A Casa Coletti ospitate dieci donne con nove bambini

Feltre. Alcuni sono nati nella struttura che protegge e aiuta all’indipendenza le vittime di violenza domestica
FELTRE. Sono state 19, nel corso di quest’anno, le persone accolte nella casa protetta del Carenzoni destinata all’accoglienza di donne sole o vittime di violenza domestica. Una decina di queste sono donne e nove sono bambini, quattro dei quali nati durante l’accoglienza. In prevalenza, si dice dagli uffici dell’azienda municipalizzata servizi alla persona che ha in capo la gestione di Casa Coletti, si tratta di donne in situazione di deprivazione materiale, quindi indigenti.


Qualcuna è stata lasciata sola e priva di mezzi di sostentamento quando già era incinta. Mentre le persone che fuggono da una condizione, spesso cronica, di violenza domestica, provengono da altre località, spesso accompagnate dai carabinieri, e trovano nella struttura un luogo segreto, sicuro e protetto anche da un servizio di videosorveglianza che è l’ultima donazione da parte delle associazioni locali, in questo caso ha contribuito il Soroptimist di Belluno.


La disponibilità è rappresentata da sei miniappartamenti (camera, bagno e cucina/sala) di cui due accessibili per persone con disabilità, e quattro camere (stanza da letto e bagno), tutti arredati e dotati di biancheria coperte e stoviglie.
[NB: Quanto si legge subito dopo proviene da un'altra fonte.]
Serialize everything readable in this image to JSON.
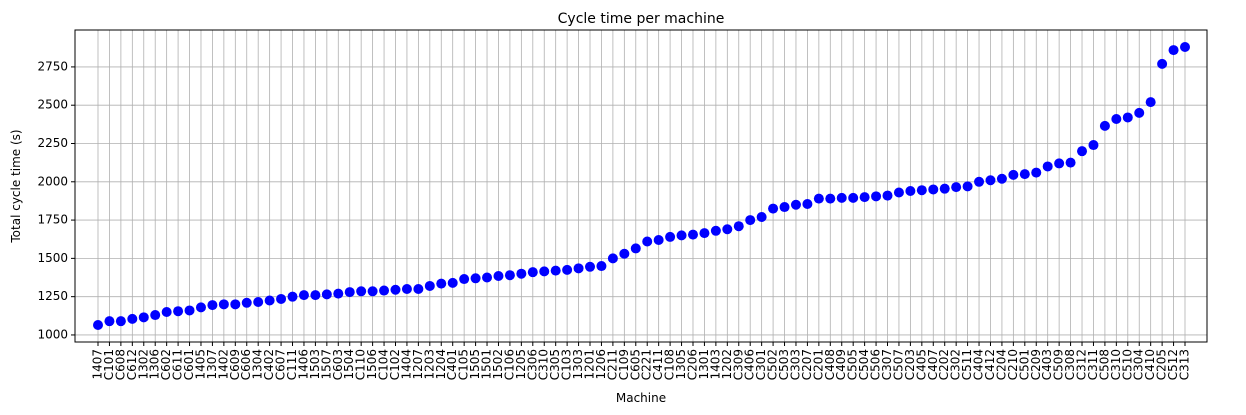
{
  "chart_data": {
    "type": "scatter",
    "title": "Cycle time per machine",
    "x_label": "Machine",
    "y_label": "Total cycle time (s)",
    "categories": [
      "1407",
      "C101",
      "C608",
      "C612",
      "1302",
      "1306",
      "C602",
      "C611",
      "C601",
      "1405",
      "1307",
      "1402",
      "C609",
      "C606",
      "1304",
      "C402",
      "C607",
      "C111",
      "1406",
      "1503",
      "1507",
      "C603",
      "1504",
      "C110",
      "1506",
      "C104",
      "C102",
      "1404",
      "1207",
      "1203",
      "1204",
      "C401",
      "C105",
      "1505",
      "1501",
      "1502",
      "C106",
      "1205",
      "C306",
      "C310",
      "C305",
      "C103",
      "1303",
      "1201",
      "1206",
      "C211",
      "C109",
      "C605",
      "C221",
      "C411",
      "C108",
      "1305",
      "C206",
      "1301",
      "1403",
      "1202",
      "C309",
      "C406",
      "C301",
      "C502",
      "C503",
      "C303",
      "C207",
      "C201",
      "C408",
      "C409",
      "C505",
      "C504",
      "C506",
      "C307",
      "C507",
      "C203",
      "C405",
      "C407",
      "C202",
      "C302",
      "C511",
      "C404",
      "C412",
      "C204",
      "C210",
      "C501",
      "C209",
      "C403",
      "C509",
      "C308",
      "C312",
      "C311",
      "C508",
      "C310",
      "C510",
      "C304",
      "C410",
      "C205",
      "C512",
      "C313"
    ],
    "values": [
      1065,
      1090,
      1090,
      1105,
      1115,
      1130,
      1150,
      1155,
      1160,
      1180,
      1195,
      1200,
      1200,
      1210,
      1215,
      1225,
      1235,
      1250,
      1260,
      1260,
      1265,
      1270,
      1280,
      1285,
      1285,
      1290,
      1295,
      1300,
      1300,
      1320,
      1335,
      1340,
      1365,
      1370,
      1375,
      1385,
      1390,
      1400,
      1410,
      1415,
      1420,
      1425,
      1435,
      1445,
      1450,
      1500,
      1530,
      1565,
      1610,
      1620,
      1640,
      1650,
      1655,
      1665,
      1680,
      1690,
      1710,
      1750,
      1770,
      1825,
      1835,
      1850,
      1855,
      1890,
      1890,
      1895,
      1895,
      1900,
      1905,
      1910,
      1930,
      1940,
      1945,
      1950,
      1955,
      1965,
      1970,
      2000,
      2010,
      2020,
      2045,
      2050,
      2060,
      2100,
      2120,
      2125,
      2200,
      2240,
      2365,
      2410,
      2420,
      2450,
      2520,
      2770,
      2860,
      2880
    ],
    "color": "#0000ff",
    "ylim": [
      954,
      2991
    ],
    "yticks": [
      1000,
      1250,
      1500,
      1750,
      2000,
      2250,
      2500,
      2750
    ],
    "grid": true
  }
}
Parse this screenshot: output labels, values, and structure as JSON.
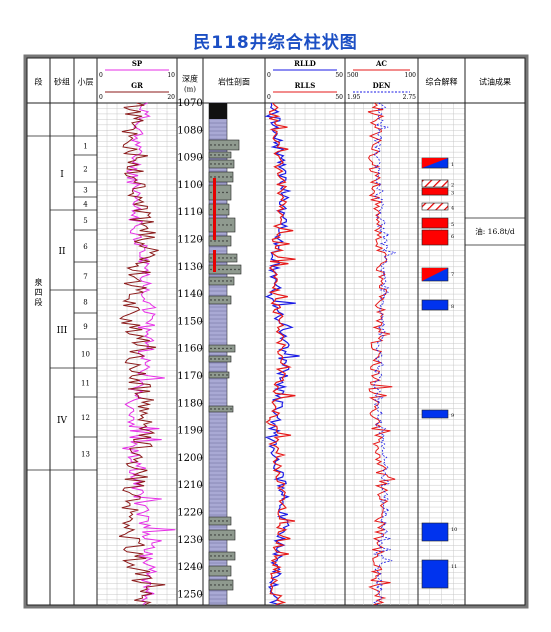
{
  "title": "民118井综合柱状图",
  "headers": {
    "duan": "段",
    "shazu": "砂组",
    "xiaoceng": "小层",
    "sp": "SP",
    "sp_min": "0",
    "sp_max": "10",
    "gr": "GR",
    "gr_min": "0",
    "gr_max": "20",
    "depth": "深度",
    "depth_unit": "(m)",
    "litho": "岩性剖面",
    "rlld": "RLLD",
    "rlld_min": "0",
    "rlld_max": "50",
    "rlls": "RLLS",
    "rlls_min": "0",
    "rlls_max": "50",
    "ac": "AC",
    "ac_min": "500",
    "ac_max": "100",
    "den": "DEN",
    "den_min": "1.95",
    "den_max": "2.75",
    "interp": "综合解释",
    "result": "试油成果"
  },
  "colors": {
    "title": "#1c4fc4",
    "sp": "#e62ee6",
    "gr": "#8b1a1a",
    "rlld": "#1a1ae6",
    "rlls": "#e61a1a",
    "ac": "#e61a1a",
    "den": "#1a1ae6",
    "oil": "#ff0000",
    "water": "#0033ee"
  },
  "formation": "泉四段",
  "sand_groups": [
    "I",
    "II",
    "III",
    "IV"
  ],
  "layers": [
    "1",
    "2",
    "3",
    "4",
    "5",
    "6",
    "7",
    "8",
    "9",
    "10",
    "11",
    "12",
    "13"
  ],
  "depth_ticks": [
    "1070",
    "1080",
    "1090",
    "1100",
    "1110",
    "1120",
    "1130",
    "1140",
    "1150",
    "1160",
    "1170",
    "1180",
    "1190",
    "1200",
    "1210",
    "1220",
    "1230",
    "1240",
    "1250"
  ],
  "interpretation_ids": [
    "1",
    "2",
    "3",
    "4",
    "5",
    "6",
    "7",
    "8",
    "9",
    "10",
    "11"
  ],
  "test_result": "油: 16.8t/d"
}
Casa Coletti è di proprietà dell’istituto benefico Carenzoni ma la gestione è stata affidata all’Azienda servizi alla persona che determina, in base a un regolamento, accessi e permanenza nella struttura.


«L’accesso è su valutazione dell’assistente sociale dedicata dell’Azienda, dopo lo sviluppo di un progetto individualizzato sottoscritto dalla richiedente e con lei concordato, che è finalizzato all’autonomia e al reinserimento sociale», spiega la responsabile dei servizi sociali della municipalizzata, Ilaria De Paoli. Gli operatori autorizzati sono solo donne e l’assistente sociale ha un proprio ufficio dove si reca ogni settimana per discutere con le interessate i rispettivi casi. Il tempo medio di permanenza non dovrebbe superare l’anno. E il tasso di occupazione di posti letto non è mai al massimo perché la struttura deve essere dinamica, cioè deve poter dare risposte tempestive ai problemi più urgenti.


«Nemmeno il turnover, nel rapporto fra chi accede e chi esce, ha un andamento stabile», continua De Paoli, «poiché dipende dalle motivazioni per cui le donne sono state accolte e dal percorso di ricostruzione dell’autonomia. Per quanto riguarda il comune di Feltre, tale servizio rappresenta sicuramente una risorsa che ben si armonizza e completa l’insieme di interventi a favore dei nuclei in situazione di fragilità, soprattutto laddove costituiti da donne sole o sole con figli. La collaborazione con tutti gli altri servizi del territorio è sempre positiva e propositiva».